SÃO PAULO, 23 de março de 2010 - O Brasil é um dos países mais avançados na adoção do chip para cartões de crédito e débito no mundo, apesar disso, teve um prejuízo de pelo menos cerca de R$ 40 milhões durante o ano de 2009 com a clonagem e outros tipos de golpes de acordo com levantamento da empresa especializada em controle e prevenção a fraudes em meios eletrônicos de pagamento Horus.

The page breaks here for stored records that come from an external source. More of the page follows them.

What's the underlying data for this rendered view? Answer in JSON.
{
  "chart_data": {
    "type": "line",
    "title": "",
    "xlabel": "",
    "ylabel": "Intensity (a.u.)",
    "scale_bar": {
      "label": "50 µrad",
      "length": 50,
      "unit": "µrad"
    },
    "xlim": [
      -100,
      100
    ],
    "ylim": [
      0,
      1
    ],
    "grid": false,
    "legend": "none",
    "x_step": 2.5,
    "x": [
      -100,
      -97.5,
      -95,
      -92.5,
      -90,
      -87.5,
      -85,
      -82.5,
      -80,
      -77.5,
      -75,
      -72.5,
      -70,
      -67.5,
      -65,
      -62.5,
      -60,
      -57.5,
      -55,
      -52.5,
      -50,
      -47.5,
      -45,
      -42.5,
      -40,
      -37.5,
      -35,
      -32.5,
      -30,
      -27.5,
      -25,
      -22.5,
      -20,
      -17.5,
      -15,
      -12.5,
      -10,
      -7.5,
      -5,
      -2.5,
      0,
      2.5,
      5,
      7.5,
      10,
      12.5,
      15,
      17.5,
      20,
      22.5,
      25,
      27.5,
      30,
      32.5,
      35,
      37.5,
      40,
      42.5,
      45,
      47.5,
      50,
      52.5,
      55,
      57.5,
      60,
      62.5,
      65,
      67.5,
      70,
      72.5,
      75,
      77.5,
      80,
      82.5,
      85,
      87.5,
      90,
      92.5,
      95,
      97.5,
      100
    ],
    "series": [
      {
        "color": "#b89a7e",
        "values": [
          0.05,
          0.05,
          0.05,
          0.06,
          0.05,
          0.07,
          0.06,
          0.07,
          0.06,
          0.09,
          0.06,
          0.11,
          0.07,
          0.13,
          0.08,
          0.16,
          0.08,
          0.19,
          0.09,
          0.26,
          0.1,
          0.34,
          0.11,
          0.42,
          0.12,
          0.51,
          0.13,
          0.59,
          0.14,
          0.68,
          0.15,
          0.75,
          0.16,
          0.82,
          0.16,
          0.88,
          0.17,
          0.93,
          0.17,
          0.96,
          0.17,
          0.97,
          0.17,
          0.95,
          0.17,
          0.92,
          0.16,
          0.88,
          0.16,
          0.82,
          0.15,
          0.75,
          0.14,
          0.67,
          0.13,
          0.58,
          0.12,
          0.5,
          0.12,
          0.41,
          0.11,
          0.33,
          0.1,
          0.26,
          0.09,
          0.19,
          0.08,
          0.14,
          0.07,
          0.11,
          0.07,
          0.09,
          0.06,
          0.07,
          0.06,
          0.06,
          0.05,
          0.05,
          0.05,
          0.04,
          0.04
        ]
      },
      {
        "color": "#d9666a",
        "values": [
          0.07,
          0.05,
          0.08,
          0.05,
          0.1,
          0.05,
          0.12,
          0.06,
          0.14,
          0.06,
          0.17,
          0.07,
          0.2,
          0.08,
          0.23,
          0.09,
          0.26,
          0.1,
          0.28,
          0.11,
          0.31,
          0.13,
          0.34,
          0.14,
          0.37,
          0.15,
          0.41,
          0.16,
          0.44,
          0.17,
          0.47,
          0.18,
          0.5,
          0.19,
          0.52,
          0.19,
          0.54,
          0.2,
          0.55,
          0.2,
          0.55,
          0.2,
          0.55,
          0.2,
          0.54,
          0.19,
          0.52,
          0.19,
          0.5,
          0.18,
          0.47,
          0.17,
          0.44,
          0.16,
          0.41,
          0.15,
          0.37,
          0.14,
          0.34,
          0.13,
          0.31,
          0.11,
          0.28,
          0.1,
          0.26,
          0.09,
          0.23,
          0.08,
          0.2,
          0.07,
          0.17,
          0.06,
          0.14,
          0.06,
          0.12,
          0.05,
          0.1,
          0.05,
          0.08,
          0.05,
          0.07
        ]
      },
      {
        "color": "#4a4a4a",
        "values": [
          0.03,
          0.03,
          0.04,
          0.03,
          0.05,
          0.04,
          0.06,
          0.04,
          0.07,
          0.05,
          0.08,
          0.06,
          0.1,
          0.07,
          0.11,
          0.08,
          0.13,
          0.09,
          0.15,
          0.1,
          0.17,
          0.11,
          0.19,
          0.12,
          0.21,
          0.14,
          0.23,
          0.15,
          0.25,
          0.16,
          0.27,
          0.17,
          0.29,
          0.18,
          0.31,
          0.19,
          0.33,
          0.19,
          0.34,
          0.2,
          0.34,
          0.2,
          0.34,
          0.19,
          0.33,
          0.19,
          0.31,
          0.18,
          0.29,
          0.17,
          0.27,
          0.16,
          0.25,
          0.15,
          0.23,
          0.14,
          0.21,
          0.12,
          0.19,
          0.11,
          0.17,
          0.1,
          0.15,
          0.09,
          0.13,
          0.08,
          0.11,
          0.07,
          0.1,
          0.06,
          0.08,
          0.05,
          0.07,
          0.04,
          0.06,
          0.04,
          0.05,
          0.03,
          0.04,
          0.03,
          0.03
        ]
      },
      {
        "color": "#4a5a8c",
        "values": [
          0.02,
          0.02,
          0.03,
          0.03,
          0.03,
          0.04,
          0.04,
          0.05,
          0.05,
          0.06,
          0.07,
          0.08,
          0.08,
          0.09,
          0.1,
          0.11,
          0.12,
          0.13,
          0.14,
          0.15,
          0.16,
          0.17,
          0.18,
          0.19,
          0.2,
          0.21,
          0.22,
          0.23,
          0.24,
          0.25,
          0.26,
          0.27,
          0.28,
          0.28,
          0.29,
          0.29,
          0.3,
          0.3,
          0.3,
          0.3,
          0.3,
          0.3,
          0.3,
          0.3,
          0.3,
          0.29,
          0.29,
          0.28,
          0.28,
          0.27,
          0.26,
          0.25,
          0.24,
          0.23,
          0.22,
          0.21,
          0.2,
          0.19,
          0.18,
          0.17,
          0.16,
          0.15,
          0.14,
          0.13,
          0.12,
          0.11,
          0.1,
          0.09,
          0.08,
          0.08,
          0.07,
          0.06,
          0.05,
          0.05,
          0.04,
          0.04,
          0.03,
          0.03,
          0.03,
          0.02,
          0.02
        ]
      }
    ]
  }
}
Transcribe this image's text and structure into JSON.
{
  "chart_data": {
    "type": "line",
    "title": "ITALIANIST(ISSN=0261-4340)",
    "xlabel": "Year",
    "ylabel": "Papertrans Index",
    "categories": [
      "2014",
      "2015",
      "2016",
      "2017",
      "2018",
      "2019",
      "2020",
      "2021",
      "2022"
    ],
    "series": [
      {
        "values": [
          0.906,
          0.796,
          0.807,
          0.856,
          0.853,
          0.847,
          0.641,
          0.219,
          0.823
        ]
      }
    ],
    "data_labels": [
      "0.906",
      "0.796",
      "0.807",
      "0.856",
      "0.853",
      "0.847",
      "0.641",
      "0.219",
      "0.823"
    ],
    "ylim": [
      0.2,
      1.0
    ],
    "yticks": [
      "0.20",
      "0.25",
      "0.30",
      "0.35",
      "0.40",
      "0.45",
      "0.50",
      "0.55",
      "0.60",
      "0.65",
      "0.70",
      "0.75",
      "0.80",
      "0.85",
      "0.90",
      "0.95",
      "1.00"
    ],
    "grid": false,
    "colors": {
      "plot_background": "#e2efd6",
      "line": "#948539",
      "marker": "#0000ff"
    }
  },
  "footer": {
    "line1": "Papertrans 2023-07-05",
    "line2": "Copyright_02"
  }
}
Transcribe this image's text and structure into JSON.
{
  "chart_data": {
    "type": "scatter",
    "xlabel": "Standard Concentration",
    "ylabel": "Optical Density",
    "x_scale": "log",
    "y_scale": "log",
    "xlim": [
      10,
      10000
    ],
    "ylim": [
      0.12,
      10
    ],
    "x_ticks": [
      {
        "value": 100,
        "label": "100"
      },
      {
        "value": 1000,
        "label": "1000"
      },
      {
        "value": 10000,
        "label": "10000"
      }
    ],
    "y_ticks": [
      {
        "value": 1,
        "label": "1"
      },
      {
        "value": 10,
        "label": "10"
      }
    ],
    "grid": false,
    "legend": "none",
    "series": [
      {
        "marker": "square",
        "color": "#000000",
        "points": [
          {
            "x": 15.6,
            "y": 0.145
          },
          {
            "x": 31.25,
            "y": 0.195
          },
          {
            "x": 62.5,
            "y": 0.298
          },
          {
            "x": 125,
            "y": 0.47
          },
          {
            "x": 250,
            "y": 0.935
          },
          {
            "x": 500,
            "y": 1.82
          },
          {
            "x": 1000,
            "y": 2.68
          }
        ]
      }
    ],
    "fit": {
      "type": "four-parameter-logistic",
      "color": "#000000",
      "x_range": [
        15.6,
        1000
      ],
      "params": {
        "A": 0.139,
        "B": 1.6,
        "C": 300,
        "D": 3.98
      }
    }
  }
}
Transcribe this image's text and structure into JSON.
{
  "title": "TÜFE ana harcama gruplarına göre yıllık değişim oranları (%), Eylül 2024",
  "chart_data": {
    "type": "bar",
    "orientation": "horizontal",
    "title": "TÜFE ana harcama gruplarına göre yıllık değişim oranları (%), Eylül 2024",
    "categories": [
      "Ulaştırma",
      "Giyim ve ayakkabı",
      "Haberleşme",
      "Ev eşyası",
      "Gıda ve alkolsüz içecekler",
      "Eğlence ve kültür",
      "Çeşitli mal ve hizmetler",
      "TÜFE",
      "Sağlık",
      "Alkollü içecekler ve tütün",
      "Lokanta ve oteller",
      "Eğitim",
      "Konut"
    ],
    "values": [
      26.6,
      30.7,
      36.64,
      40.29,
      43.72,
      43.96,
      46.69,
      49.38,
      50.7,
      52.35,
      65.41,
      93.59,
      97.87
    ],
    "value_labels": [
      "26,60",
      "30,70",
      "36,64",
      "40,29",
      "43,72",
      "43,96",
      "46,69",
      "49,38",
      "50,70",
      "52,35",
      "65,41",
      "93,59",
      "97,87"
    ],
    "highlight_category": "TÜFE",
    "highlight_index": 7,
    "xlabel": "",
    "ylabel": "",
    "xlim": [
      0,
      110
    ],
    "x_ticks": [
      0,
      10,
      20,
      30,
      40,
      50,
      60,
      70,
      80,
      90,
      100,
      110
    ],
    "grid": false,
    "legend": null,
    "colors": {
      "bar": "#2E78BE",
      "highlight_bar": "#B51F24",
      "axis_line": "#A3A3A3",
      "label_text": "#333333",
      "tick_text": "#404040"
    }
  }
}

Uma das explicações para isto é a manutenção das duas tecnologias no mesmo plástico. O sócio-diretor da Horus, Eduardo Daghum, explica que o chip possibilita a criptografia dos dados que ficam codificados de maneira inviolável e são decifrados somente com o uso de senhas. "No Brasil ainda não existe notícia de nenhum acesso indevido aos dados do cartão por meio da invasão dos chips. Mas, como os mesmos dados ficam disponíveis também para o uso da tarja magnética, é por lá que os fraudadores continuam conseguindo sucesso em suas ações", diz. Segundo ele o ideal seria deixar somente os chips nos cartões eliminando totalmente a existência da tarja.

Segundo a Horus, de janeiro a dezembro do ano passado foram registrados no Brasil total de 13.718 cartões clonados e 158 máquinas apreendidas por estarem adulteradas pelo equipamento de captura ilegal de dados (chupa cabras). O prejuízo causado ao sistema por todos estes casos juntos chegou a pelo menos R$ 39.153.899,00.

"A clonagem não coloca a vida do fraudador em risco. Ele se apóia na falta de atenção do usuário e, no caso de prisão, ainda resta ao acusado a falta de maior clareza para enquadramento do delito no código penal", afirma Daghum.